Nach Anschlag
In Israel wird nach bewaffneten Deserteuren gefahndet

Nach dem tödlichen Anschlag eines fahnenflüchtigen Soldaten auf Israelisch-arabische Buspassagiere fahndet die israelische Armee nun nach neun weiteren bewaffneten Deserteuren. Verteidigungsminister Schaul Mofas sagte am Montag vor dem Verteidigungsausschuss des Parlamentes, mehrere Hundert hätten sich unerlaubt vom Armeedienst entfernt, aber nur neun seien bewaffnet.

HB TEL AVIV. Zuvor hatte er Vorbeugehaft für drei Aktivisten der extremistischen jüdischen Kach- Bewegung angeordnet, die in Siedlungen im Westjordanland leben. Der Anschlag eines 19-jährigen Israelis in einem Bus im Norden des Landes hatte die Sorge vor Gewalttaten verstärkt, die den Abzug aus dem Gazastreifen verhindern sollen. Der extremistische Deserteur hatte am Donnerstag vier israelische Araber erschossen, bevor er selbst von einer aufgebrachten Menschenmenge gelyncht wurde.

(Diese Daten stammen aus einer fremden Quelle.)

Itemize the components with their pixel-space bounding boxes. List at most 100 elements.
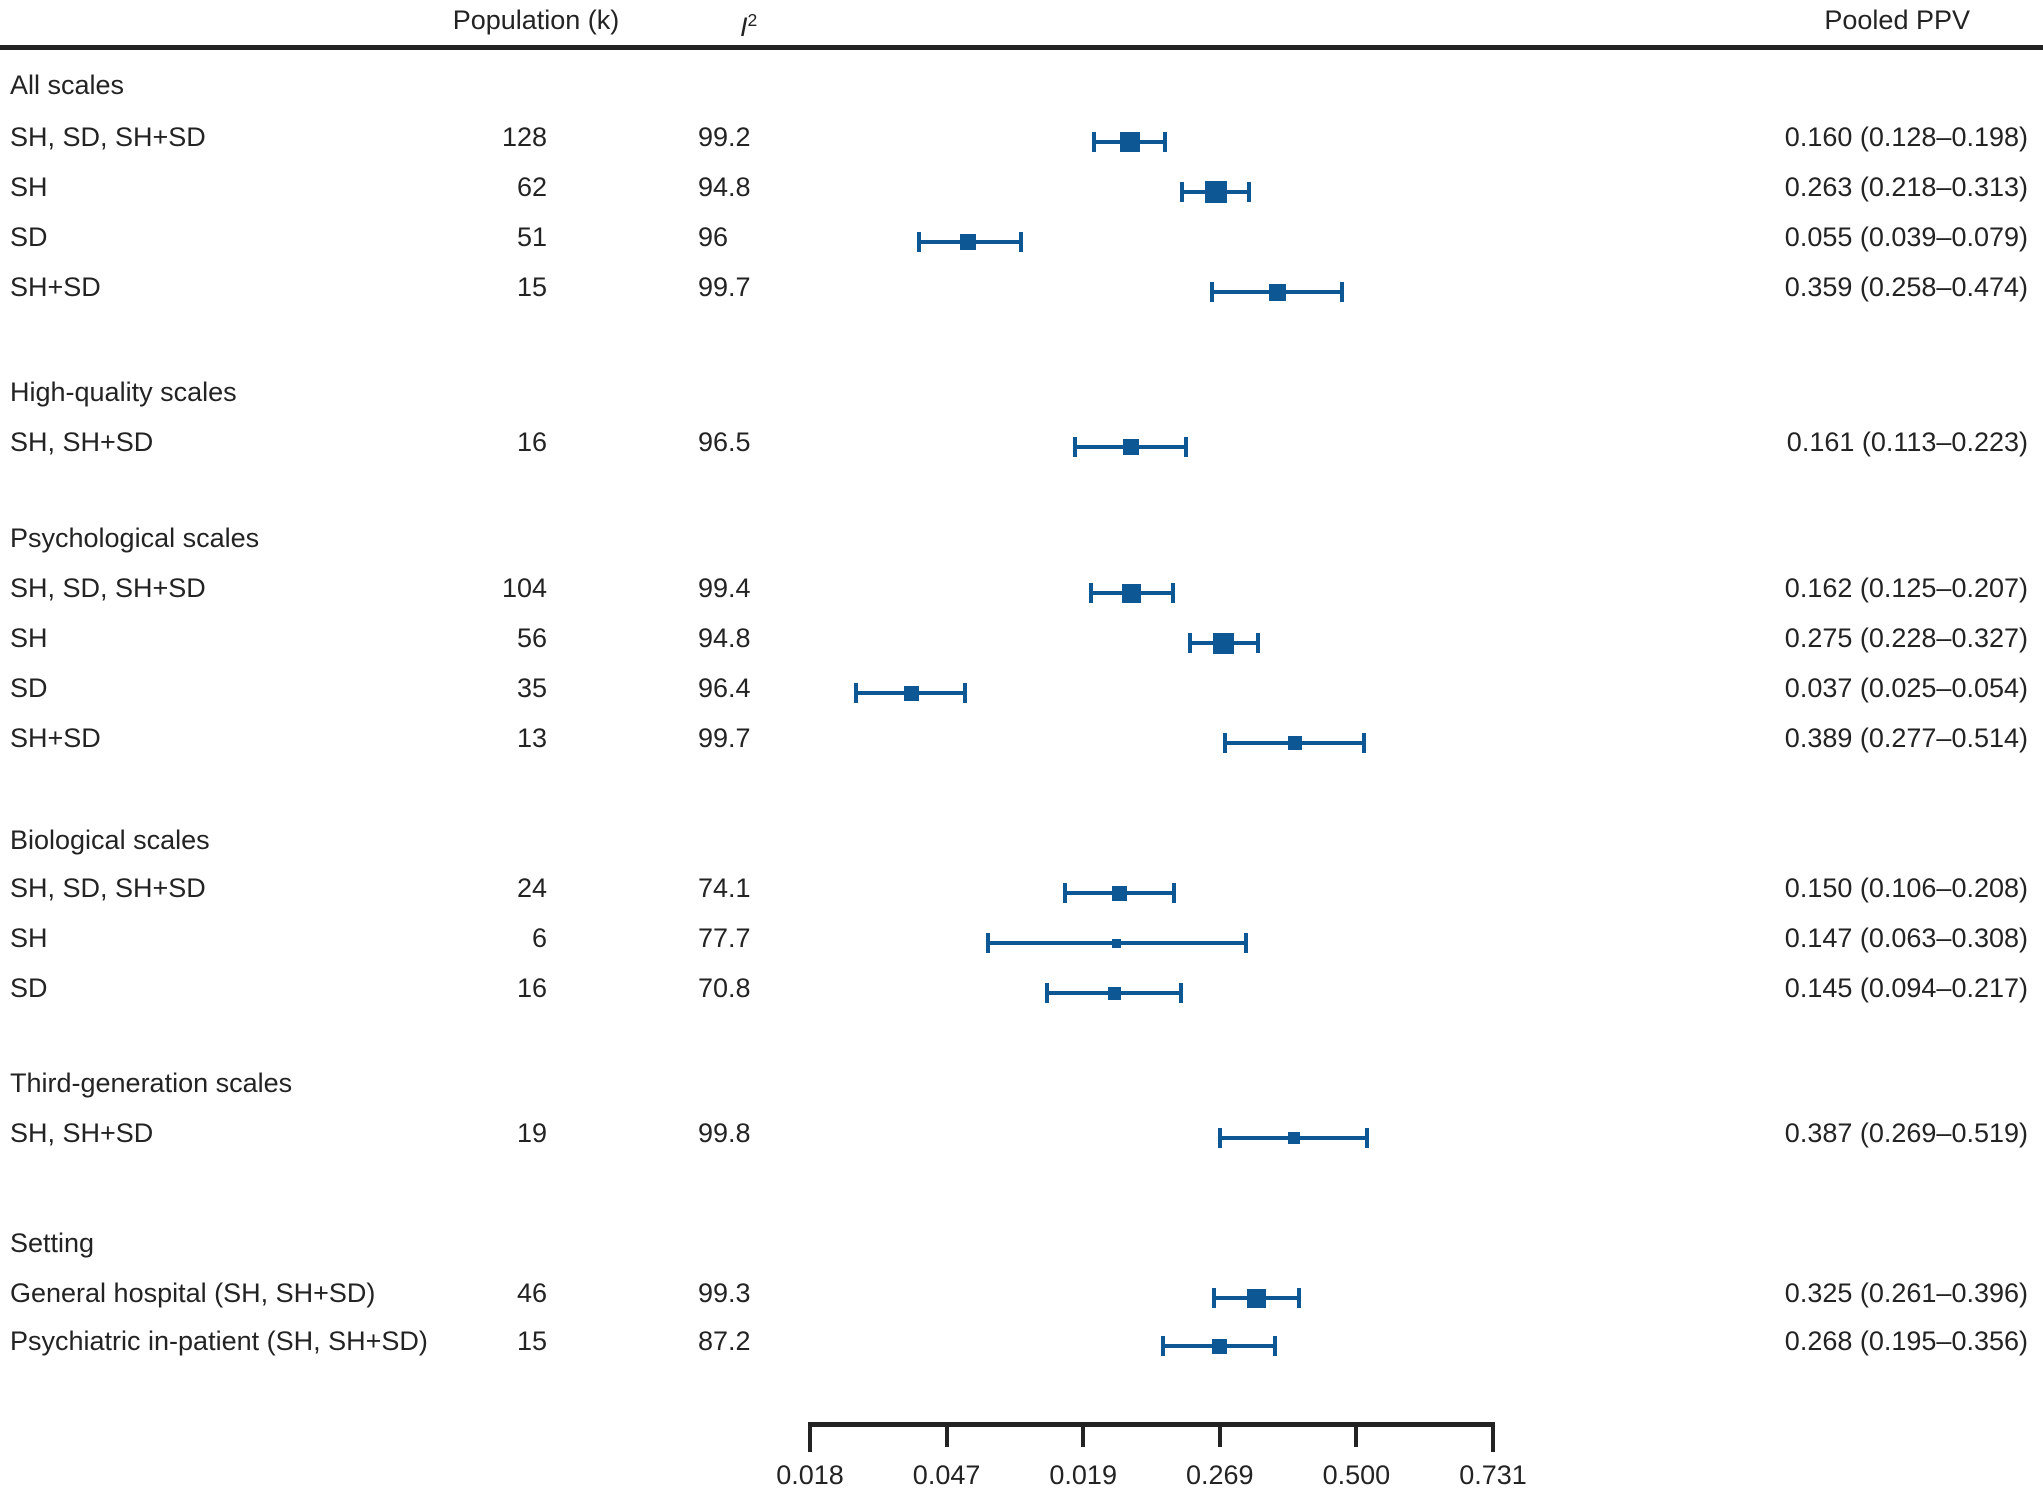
ppv-value: 0.161 (0.113–0.223) xyxy=(1786,427,2028,457)
section-header: Psychological scales xyxy=(10,523,260,553)
population-value: 19 xyxy=(516,1118,547,1148)
ppv-value: 0.160 (0.128–0.198) xyxy=(1784,122,2028,152)
population-value: 35 xyxy=(516,673,547,703)
ppv-value: 0.275 (0.228–0.327) xyxy=(1784,623,2028,653)
axis-tick-label: 0.018 xyxy=(776,1460,844,1490)
point-estimate-marker xyxy=(959,234,976,250)
row-label: SH+SD xyxy=(10,723,101,753)
ci-cap-left xyxy=(1210,282,1215,302)
ci-cap-left xyxy=(1063,883,1068,903)
point-estimate-marker xyxy=(1119,132,1140,152)
population-value: 16 xyxy=(516,973,547,1003)
i2-value: 96 xyxy=(698,222,729,252)
i2-value: 99.7 xyxy=(698,723,751,753)
ci-cap-right xyxy=(1183,437,1188,457)
population-value: 24 xyxy=(516,873,547,903)
point-estimate-marker xyxy=(1122,439,1139,455)
population-value: 128 xyxy=(501,122,547,152)
i2-value: 99.2 xyxy=(698,122,751,152)
row-label: SH, SD, SH+SD xyxy=(10,573,206,603)
ci-cap-left xyxy=(1072,437,1077,457)
ci-cap-left xyxy=(1160,1336,1165,1356)
point-estimate-marker xyxy=(1211,1338,1227,1354)
ppv-value: 0.325 (0.261–0.396) xyxy=(1784,1278,2028,1308)
ci-cap-left xyxy=(1088,583,1093,603)
column-header-i2: I2 xyxy=(740,0,800,42)
row-label: SD xyxy=(10,222,48,252)
i2-value: 94.8 xyxy=(698,172,751,202)
population-value: 62 xyxy=(516,172,547,202)
point-estimate-marker xyxy=(903,685,919,701)
section-header: All scales xyxy=(10,70,125,100)
ppv-value: 0.055 (0.039–0.079) xyxy=(1784,222,2028,252)
i2-value: 99.3 xyxy=(698,1278,751,1308)
row-label: SH xyxy=(10,623,48,653)
point-estimate-marker xyxy=(1287,1132,1300,1144)
population-value: 46 xyxy=(516,1278,547,1308)
axis-tick-label: 0.047 xyxy=(912,1460,981,1490)
ci-cap-right xyxy=(1255,633,1260,653)
section-header: Third-generation scales xyxy=(10,1068,293,1098)
row-label: SH xyxy=(10,923,48,953)
ci-cap-left xyxy=(853,683,858,703)
ppv-value: 0.387 (0.269–0.519) xyxy=(1784,1118,2028,1148)
point-estimate-marker xyxy=(1111,885,1127,901)
population-value: 13 xyxy=(516,723,547,753)
point-estimate-marker xyxy=(1122,583,1142,603)
population-value: 56 xyxy=(516,623,547,653)
i2-base: I xyxy=(740,12,748,42)
axis-tick xyxy=(1491,1422,1495,1452)
row-label: SH, SH+SD xyxy=(10,427,154,457)
section-header: Setting xyxy=(10,1228,95,1258)
ci-cap-right xyxy=(1273,1336,1278,1356)
ci-cap-left xyxy=(1217,1128,1222,1148)
ppv-value: 0.268 (0.195–0.356) xyxy=(1784,1326,2028,1356)
x-axis-line xyxy=(810,1422,1493,1427)
ppv-value: 0.037 (0.025–0.054) xyxy=(1784,673,2028,703)
row-label: Psychiatric in-patient (SH, SH+SD) xyxy=(10,1326,428,1356)
ppv-value: 0.263 (0.218–0.313) xyxy=(1784,172,2028,202)
axis-tick xyxy=(944,1422,949,1447)
point-estimate-marker xyxy=(1213,632,1235,654)
point-estimate-marker xyxy=(1111,938,1121,948)
ci-cap-left xyxy=(1212,1288,1217,1308)
row-label: SD xyxy=(10,973,48,1003)
axis-tick xyxy=(1081,1422,1086,1447)
i2-value: 96.5 xyxy=(698,427,751,457)
column-header-pooled-ppv: Pooled PPV xyxy=(1824,5,1970,35)
i2-value: 94.8 xyxy=(698,623,751,653)
ci-cap-right xyxy=(963,683,968,703)
i2-value: 70.8 xyxy=(698,973,751,1003)
ci-cap-right xyxy=(1171,883,1176,903)
row-label: SD xyxy=(10,673,48,703)
ci-cap-left xyxy=(985,933,990,953)
section-header: High-quality scales xyxy=(10,377,237,407)
ci-cap-right xyxy=(1362,733,1367,753)
i2-value: 99.4 xyxy=(698,573,751,603)
i2-value: 99.7 xyxy=(698,272,751,302)
i2-superscript: 2 xyxy=(747,10,758,30)
ci-cap-right xyxy=(1364,1128,1369,1148)
point-estimate-marker xyxy=(1268,283,1286,301)
row-label: SH xyxy=(10,172,48,202)
point-estimate-marker xyxy=(1204,181,1227,203)
ppv-value: 0.162 (0.125–0.207) xyxy=(1784,573,2028,603)
axis-tick-label: 0.019 xyxy=(1049,1460,1117,1490)
population-value: 104 xyxy=(501,573,547,603)
row-label: SH, SH+SD xyxy=(10,1118,154,1148)
ppv-value: 0.147 (0.063–0.308) xyxy=(1784,923,2028,953)
population-value: 6 xyxy=(531,923,547,953)
ci-cap-right xyxy=(1340,282,1345,302)
ci-cap-right xyxy=(1018,232,1023,252)
row-label: SH, SD, SH+SD xyxy=(10,873,206,903)
row-label: General hospital (SH, SH+SD) xyxy=(10,1278,376,1308)
ci-cap-right xyxy=(1179,983,1184,1003)
population-value: 51 xyxy=(516,222,547,252)
ci-cap-right xyxy=(1163,132,1168,152)
ci-cap-right xyxy=(1170,583,1175,603)
i2-value: 74.1 xyxy=(698,873,751,903)
section-header: Biological scales xyxy=(10,825,210,855)
header-divider-rule xyxy=(0,45,2043,50)
column-header-population: Population (k) xyxy=(452,5,620,35)
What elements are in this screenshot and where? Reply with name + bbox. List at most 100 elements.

Etwa eine Woche vor dem Beginn des israelischen Abzugs aus dem Gazastreifen hat eine Mehrheit der Siedler Anträge auf staatliche Entschädigung gestellt. Mehr als 1000 der 1700 jüdischen Familien wollten die von der Regierung angebotenen Gelder erhalten, berichtete der israelische Rundfunk. Radikale Gegner der Räumung hatten erklärt, sie wollten sich den Behörden widersetzen. Der Abzug soll am 15. August beginnen. Etwa 48 Stunden später sollen Polizisten und Soldaten die Räumung durchsetzen.

Nach einer Schießerei mit der Polizei haben militante Palästinenser zwei zeitweise im Süden des Gazastreifens verschleppte UN-Mitarbeiter und ihren Fahrer freigelassen. Der Schweizer und der Brite seien wie auch ihr Mitarbeiter nicht verletzt worden, teilte das Hauptquartier der palästinensischen Geheimpolizei mit. Die Kidnapper gehörten zu einem Familienclan, der Angehörige aus der Haft freipressen wollte.

Am Vortag hatte die palästinensische Polizei den Büroleiter des Chefs der Fatah-Organisation, Faruk Kaddumi, in Chan Junis festgenommen. Ihm war vorgeworfen worden, in einem Flugblatt Teile der Polizei verunglimpft zu haben. Seine Familie hatte daraufhin bereits eine Vertretung des Roten Halbmondes besetzt. In den vergangenen Wochen waren mehrfach Ausländer verschleppt worden, um Häftlinge freizupressen.